In all of these scenarios, the death of the animal is simply an unfortunate byproduct of artificial constructs that the animal has no understanding of.

I think about these deaths, and then I think about artificial light. I think about microplastics. I think about pesticides, and chemicals such as BPAs, forever chemicals that are now residing in the body of nearly every single human being on the planet. And I think about how we, you and I, are animals too.

I see how many other animals are so affected by our behaviors.

And I think, are we not?

You and I can comprehend glass, but artificial light, chemicals, and plastic are much more sophisticated and complicated than glass, and yet we’ve unleashed them upon the world on an extraordinary scale before understanding their full effects.

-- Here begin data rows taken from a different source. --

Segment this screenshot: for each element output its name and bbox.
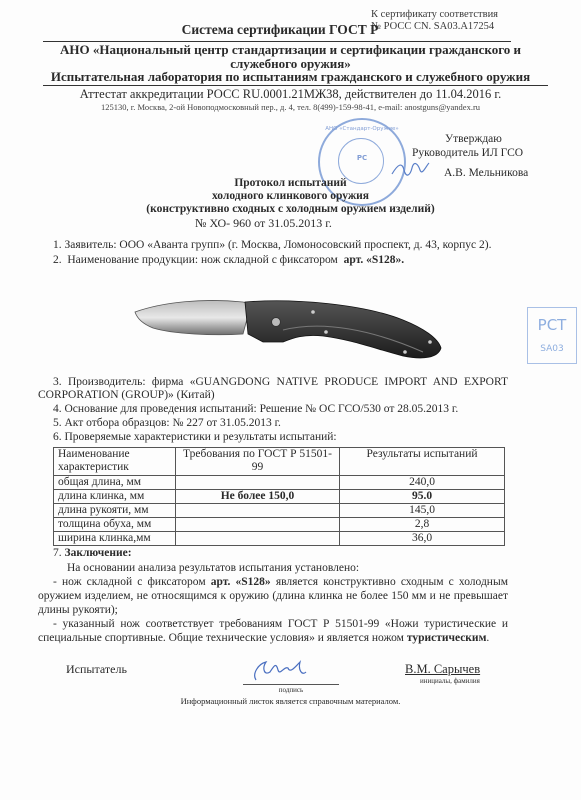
- table-row: общая длина, мм240,0: [54, 476, 505, 490]
- row-name: ширина клинка,мм: [54, 532, 176, 546]
- row-requirement: [176, 476, 340, 490]
- results-table: Наименование характеристик Требования по…: [53, 447, 505, 546]
- approver-signature-icon: [390, 160, 430, 178]
- table-header-row: Наименование характеристик Требования по…: [54, 448, 505, 476]
- row-name: общая длина, мм: [54, 476, 176, 490]
- header-name: Наименование характеристик: [54, 448, 176, 476]
- pct-conformity-mark: PCТ SA03: [527, 307, 577, 364]
- manufacturer-line1: 3. Производитель: фирма «GUANGDONG NATIV…: [53, 376, 508, 388]
- row-requirement: Не более 150,0: [176, 490, 340, 504]
- stamp-text: АНО «Стандарт-Оружие»: [320, 126, 404, 132]
- address-line: 125130, г. Москва, 2-ой Новоподмосковный…: [0, 102, 581, 112]
- approval-label: Утверждаю: [445, 133, 502, 145]
- manufacturer-line2: CORPORATION (GROUP)» (Китай): [38, 389, 215, 401]
- table-row: толщина обуха, мм2,8: [54, 518, 505, 532]
- tester-label: Испытатель: [66, 662, 127, 677]
- row-name: длина рукояти, мм: [54, 504, 176, 518]
- signature-line: [243, 684, 339, 685]
- approver-position: Руководитель ИЛ ГСО: [412, 147, 523, 159]
- row-requirement: [176, 518, 340, 532]
- row-result: 95.0: [340, 490, 505, 504]
- row-result: 240,0: [340, 476, 505, 490]
- row-requirement: [176, 532, 340, 546]
- knife-image-icon: [133, 290, 453, 375]
- tester-signature-icon: [250, 656, 310, 684]
- header-requirement: Требования по ГОСТ Р 51501-99: [176, 448, 340, 476]
- row-name: толщина обуха, мм: [54, 518, 176, 532]
- laboratory-title: Испытательная лаборатория по испытаниям …: [0, 69, 581, 85]
- test-basis-line: 4. Основание для проведения испытаний: Р…: [53, 403, 458, 415]
- product-line: 2. Наименование продукции: нож складной …: [53, 254, 404, 266]
- conclusion-point-1: - нож складной с фиксатором арт. «S128» …: [38, 575, 508, 617]
- table-row: длина рукояти, мм145,0: [54, 504, 505, 518]
- conclusion-p1-text: - нож складной с фиксатором: [53, 576, 211, 588]
- protocol-subtitle-note: (конструктивно сходных с холодным оружие…: [0, 203, 581, 215]
- table-body: общая длина, мм240,0длина клинка, ммНе б…: [54, 476, 505, 546]
- conclusion-heading: 7. Заключение:: [53, 547, 132, 559]
- row-result: 36,0: [340, 532, 505, 546]
- pct-symbol: PCТ: [528, 316, 576, 334]
- table-row: длина клинка, ммНе более 150,095.0: [54, 490, 505, 504]
- accreditation-line: Аттестат аккредитации РОСС RU.0001.21МЖ3…: [0, 87, 581, 102]
- protocol-subtitle: холодного клинкового оружия: [0, 190, 581, 202]
- conclusion-title: Заключение:: [65, 547, 132, 559]
- conclusion-number: 7.: [53, 547, 65, 559]
- row-result: 2,8: [340, 518, 505, 532]
- certificate-reference-line1: К сертификату соответствия: [371, 9, 498, 21]
- conclusion-p1-article: арт. «S128»: [211, 576, 271, 588]
- laboratory-rule: [43, 85, 548, 86]
- sample-act-line: 5. Акт отбора образцов: № 227 от 31.05.2…: [53, 417, 281, 429]
- protocol-title: Протокол испытаний: [0, 177, 581, 189]
- conclusion-intro: На основании анализа результатов испытан…: [67, 561, 359, 575]
- protocol-number: № ХО- 960 от 31.05.2013 г.: [195, 216, 332, 231]
- footer-note: Информационный листок является справочны…: [0, 696, 581, 706]
- signature-caption: подпись: [243, 686, 339, 694]
- applicant-line: 1. Заявитель: ООО «Аванта групп» (г. Мос…: [53, 239, 491, 251]
- conclusion-p2-category: туристическим: [407, 632, 487, 644]
- pct-code: SA03: [528, 344, 576, 354]
- tester-name: В.М. Сарычев: [405, 662, 480, 677]
- conclusion-p2-end: .: [486, 632, 489, 644]
- conclusion-point-2: - указанный нож соответствует требования…: [38, 617, 508, 645]
- row-requirement: [176, 504, 340, 518]
- header-result: Результаты испытаний: [340, 448, 505, 476]
- tester-name-caption: инициалы, фамилия: [420, 677, 480, 685]
- product-name: 2. Наименование продукции: нож складной …: [53, 254, 344, 266]
- row-name: длина клинка, мм: [54, 490, 176, 504]
- table-row: ширина клинка,мм36,0: [54, 532, 505, 546]
- characteristics-line: 6. Проверяемые характеристики и результа…: [53, 431, 337, 443]
- system-title: Система сертификации ГОСТ Р: [0, 22, 560, 38]
- product-article: арт. «S128».: [344, 254, 405, 266]
- row-result: 145,0: [340, 504, 505, 518]
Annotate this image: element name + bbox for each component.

Take a look at the fly at the window, and you may think, poor fly. You poor thing, your mind is not advanced enough to comprehend glass, you cannot find a way out of your trap. You will most likely die at this window, completely at a loss as to why you couldn’t make it to that blue sky and the green trees beyond. But while you and I may feel pity for the fly, now think about how you and I may not be so different from the fly after all.

We are living in a world that we have constructed, a heavily artificed world. And if we think that we are not affected in ways like the fly at the window, we should think again.

There are many artificial constructs we’ve created, and we adopt them because they seem to have some incredible advantageous use. Yet we find repeatedly that there are overlooked side-effects, that are often costly and damaging. The human way seems to be create something, push it to the max, and then see what happens. Well, this strategy is why we now have bodies full of microplastics and forever chemicals, an ocean full of plastic and an overheating world.

The fly cannot comprehend glass. The fly next to me at the window will most likely die because of glass.

What is our glass, keeping us from the light on the other side?